To reduce the amount of restricted content (I’m only interested in filtering out hard-core porn sites), I edited the following files in /etc/dansguardian and commented out most of the settings to make them far less restrictive: bannedextensionlist, bannedmimetypelist, bannedregexpurllist (this file scans the URL for dirty words–I left it mostly intact but removed the word “sex,” because it would seem to block access to a lot of non-pornographic content (the “Sex” section on Salon.com, for example). “bannedsitelist” and “bannedurllist” contain include statements to refer to the blacklist files. After setting up the blacklist, I simply commented out all of the includes except those that point to the “porn” and “adult” subdirectories. Finally, in the “pics” file, I simply disabled this kind of filtering with the “enablePICS” variable.

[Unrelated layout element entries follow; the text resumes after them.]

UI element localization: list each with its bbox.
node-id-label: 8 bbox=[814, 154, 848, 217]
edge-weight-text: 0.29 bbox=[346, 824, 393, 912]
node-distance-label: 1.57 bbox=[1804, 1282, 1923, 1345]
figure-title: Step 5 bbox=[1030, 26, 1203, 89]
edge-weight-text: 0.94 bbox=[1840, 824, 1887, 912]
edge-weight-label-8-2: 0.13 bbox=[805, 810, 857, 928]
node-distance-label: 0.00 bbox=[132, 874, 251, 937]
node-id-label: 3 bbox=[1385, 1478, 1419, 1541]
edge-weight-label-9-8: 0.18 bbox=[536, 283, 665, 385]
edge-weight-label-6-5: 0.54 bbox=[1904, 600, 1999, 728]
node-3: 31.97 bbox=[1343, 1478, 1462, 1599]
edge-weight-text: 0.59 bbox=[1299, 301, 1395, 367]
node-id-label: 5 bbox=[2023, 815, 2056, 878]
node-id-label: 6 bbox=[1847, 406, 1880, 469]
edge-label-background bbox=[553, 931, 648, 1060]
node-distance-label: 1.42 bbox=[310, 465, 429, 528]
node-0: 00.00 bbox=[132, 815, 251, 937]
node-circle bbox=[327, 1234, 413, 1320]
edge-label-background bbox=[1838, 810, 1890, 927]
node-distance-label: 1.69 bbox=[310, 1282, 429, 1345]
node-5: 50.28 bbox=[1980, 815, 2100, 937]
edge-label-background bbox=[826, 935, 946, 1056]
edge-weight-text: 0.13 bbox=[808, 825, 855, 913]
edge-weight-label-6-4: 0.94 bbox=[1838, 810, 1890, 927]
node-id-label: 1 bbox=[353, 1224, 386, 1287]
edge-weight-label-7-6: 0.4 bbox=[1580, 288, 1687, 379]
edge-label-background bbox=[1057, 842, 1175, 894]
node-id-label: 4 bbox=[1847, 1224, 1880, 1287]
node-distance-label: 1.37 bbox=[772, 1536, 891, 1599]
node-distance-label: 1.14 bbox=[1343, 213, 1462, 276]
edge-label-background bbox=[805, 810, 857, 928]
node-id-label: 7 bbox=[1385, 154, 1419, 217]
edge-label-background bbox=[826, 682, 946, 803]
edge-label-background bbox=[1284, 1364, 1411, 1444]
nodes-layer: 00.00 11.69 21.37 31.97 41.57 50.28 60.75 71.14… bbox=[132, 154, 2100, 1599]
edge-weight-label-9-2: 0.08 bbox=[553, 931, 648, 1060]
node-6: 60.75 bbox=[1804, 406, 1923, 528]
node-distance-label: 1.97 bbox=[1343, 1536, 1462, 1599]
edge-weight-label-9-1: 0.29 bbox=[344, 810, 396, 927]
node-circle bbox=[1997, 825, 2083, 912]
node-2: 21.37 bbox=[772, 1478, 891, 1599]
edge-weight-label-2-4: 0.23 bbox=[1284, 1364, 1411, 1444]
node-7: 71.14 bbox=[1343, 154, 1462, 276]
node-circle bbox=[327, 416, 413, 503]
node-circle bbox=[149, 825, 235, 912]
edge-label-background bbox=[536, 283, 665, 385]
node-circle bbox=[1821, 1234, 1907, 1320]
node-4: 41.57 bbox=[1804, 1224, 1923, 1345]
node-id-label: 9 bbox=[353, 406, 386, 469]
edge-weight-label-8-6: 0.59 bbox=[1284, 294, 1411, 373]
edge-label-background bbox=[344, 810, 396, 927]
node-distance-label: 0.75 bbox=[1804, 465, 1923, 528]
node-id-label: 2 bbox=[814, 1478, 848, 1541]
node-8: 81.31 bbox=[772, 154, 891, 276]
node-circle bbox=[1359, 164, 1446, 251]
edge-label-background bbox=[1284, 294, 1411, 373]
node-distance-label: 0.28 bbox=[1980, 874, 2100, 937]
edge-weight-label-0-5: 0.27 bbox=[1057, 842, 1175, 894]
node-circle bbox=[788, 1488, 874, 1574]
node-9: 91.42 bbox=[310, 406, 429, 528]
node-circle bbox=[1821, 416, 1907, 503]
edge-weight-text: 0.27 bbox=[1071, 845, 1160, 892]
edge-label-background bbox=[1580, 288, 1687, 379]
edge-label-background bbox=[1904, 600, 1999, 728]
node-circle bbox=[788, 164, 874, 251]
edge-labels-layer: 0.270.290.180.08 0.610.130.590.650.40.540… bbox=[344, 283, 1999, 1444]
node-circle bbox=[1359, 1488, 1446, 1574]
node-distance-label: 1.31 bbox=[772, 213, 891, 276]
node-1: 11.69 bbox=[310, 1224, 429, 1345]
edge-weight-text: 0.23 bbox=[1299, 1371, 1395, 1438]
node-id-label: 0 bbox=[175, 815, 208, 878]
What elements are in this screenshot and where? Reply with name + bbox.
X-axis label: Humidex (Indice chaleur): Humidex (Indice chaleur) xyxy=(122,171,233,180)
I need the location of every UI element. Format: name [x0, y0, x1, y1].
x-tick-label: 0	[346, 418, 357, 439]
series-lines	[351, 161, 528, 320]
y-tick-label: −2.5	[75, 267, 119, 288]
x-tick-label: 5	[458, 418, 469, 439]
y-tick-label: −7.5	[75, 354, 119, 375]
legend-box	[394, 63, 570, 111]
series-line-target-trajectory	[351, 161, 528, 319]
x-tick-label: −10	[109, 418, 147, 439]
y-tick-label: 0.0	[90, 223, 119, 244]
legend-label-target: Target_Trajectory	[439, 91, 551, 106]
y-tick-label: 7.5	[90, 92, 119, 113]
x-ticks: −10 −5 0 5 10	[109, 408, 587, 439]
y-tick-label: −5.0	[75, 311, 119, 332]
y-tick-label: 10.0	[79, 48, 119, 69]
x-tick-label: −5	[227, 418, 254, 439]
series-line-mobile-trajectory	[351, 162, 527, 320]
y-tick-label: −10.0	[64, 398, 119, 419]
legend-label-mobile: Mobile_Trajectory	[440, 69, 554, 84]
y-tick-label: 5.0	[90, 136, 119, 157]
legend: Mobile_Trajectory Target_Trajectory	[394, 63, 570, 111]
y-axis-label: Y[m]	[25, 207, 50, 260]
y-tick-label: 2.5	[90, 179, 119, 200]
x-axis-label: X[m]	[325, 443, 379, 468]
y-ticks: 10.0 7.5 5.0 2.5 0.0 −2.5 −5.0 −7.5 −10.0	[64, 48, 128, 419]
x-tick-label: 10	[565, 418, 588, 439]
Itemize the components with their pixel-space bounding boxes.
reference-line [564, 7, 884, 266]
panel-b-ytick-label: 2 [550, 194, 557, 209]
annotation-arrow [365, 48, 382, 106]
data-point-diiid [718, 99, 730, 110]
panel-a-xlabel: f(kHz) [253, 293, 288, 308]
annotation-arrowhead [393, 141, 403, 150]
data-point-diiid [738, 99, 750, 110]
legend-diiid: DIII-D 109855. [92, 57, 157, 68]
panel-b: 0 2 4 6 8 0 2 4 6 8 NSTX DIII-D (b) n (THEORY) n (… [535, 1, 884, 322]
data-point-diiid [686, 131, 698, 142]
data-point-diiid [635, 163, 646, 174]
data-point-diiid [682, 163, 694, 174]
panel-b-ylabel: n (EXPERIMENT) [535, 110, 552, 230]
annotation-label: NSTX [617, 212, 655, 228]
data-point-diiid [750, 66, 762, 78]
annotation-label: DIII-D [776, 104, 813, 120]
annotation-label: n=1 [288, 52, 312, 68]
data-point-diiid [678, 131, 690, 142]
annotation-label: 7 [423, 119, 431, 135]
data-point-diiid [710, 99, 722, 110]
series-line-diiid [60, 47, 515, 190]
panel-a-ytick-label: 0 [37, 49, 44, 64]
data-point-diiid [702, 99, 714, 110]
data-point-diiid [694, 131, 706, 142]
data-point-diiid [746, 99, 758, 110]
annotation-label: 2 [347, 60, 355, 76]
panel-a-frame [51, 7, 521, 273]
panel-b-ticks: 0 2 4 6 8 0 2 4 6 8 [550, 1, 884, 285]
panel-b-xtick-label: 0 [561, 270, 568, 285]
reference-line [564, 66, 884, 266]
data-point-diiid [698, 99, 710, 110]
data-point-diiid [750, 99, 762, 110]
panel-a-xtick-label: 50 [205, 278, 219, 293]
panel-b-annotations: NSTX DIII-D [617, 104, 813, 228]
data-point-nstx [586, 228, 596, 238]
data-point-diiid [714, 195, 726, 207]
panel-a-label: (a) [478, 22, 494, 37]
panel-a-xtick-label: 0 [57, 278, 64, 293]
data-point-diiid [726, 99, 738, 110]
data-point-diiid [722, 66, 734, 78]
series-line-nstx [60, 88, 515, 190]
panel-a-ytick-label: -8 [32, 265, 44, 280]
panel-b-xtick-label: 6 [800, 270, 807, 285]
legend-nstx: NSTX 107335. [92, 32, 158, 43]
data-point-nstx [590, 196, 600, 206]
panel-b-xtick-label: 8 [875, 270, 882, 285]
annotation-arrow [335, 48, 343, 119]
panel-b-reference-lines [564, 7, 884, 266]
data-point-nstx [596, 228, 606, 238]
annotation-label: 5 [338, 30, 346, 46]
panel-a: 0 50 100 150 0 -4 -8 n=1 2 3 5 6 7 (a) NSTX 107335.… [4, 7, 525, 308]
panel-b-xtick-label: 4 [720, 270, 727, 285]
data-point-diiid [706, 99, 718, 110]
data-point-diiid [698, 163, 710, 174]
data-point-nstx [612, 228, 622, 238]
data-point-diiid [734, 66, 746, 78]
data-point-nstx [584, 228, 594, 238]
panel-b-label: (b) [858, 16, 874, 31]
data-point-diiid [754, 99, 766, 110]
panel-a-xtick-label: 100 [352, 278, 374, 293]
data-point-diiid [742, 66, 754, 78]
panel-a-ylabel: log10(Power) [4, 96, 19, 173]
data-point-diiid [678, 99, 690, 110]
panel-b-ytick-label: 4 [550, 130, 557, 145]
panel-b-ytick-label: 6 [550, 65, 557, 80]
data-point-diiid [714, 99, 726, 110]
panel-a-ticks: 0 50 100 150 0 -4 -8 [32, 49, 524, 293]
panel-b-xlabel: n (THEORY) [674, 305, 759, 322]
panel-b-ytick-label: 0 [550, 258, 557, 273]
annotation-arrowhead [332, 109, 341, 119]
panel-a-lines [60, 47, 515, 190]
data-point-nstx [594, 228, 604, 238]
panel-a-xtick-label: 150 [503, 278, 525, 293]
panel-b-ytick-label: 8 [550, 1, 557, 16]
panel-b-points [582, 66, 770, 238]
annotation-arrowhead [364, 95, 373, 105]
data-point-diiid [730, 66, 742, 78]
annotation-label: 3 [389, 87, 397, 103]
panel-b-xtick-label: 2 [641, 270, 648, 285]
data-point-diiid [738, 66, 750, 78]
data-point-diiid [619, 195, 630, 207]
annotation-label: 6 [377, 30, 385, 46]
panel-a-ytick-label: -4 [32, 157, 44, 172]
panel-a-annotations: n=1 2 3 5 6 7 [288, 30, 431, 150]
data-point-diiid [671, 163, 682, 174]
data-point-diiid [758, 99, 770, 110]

Finally, as per the DG online documentation, I added a log rotation script as a weekly cron job (every Sunday at midnight): crontab -e, then add the line: 59 23 * * sun /etc/dansguardian/logrotation
To make sure that the firewall would redirect HTTP requests to be filtered by DansGuardian, I executed the following line, and added it to /etc/rc.local to be executed upon subsequent system startups:
/sbin/ipchains -A input -p tcp -d 0/0 80 -j REDIRECT 8080
With the RPM install of DG, it’s added automatically to the runlevels, so chkconfig is not necessary. Starting DG for the first time, though, I typed: /etc/rc.d/init.d/dansguardian start It took a while on my old server to process the huge blacklist file, but on subsequent startups, it uses a “processed” version of the blacklist, and starts up more quickly. Amazingly, there’s been no noticeable lag in Web browsing–at least on a LAN where only two users ever use it at the same time.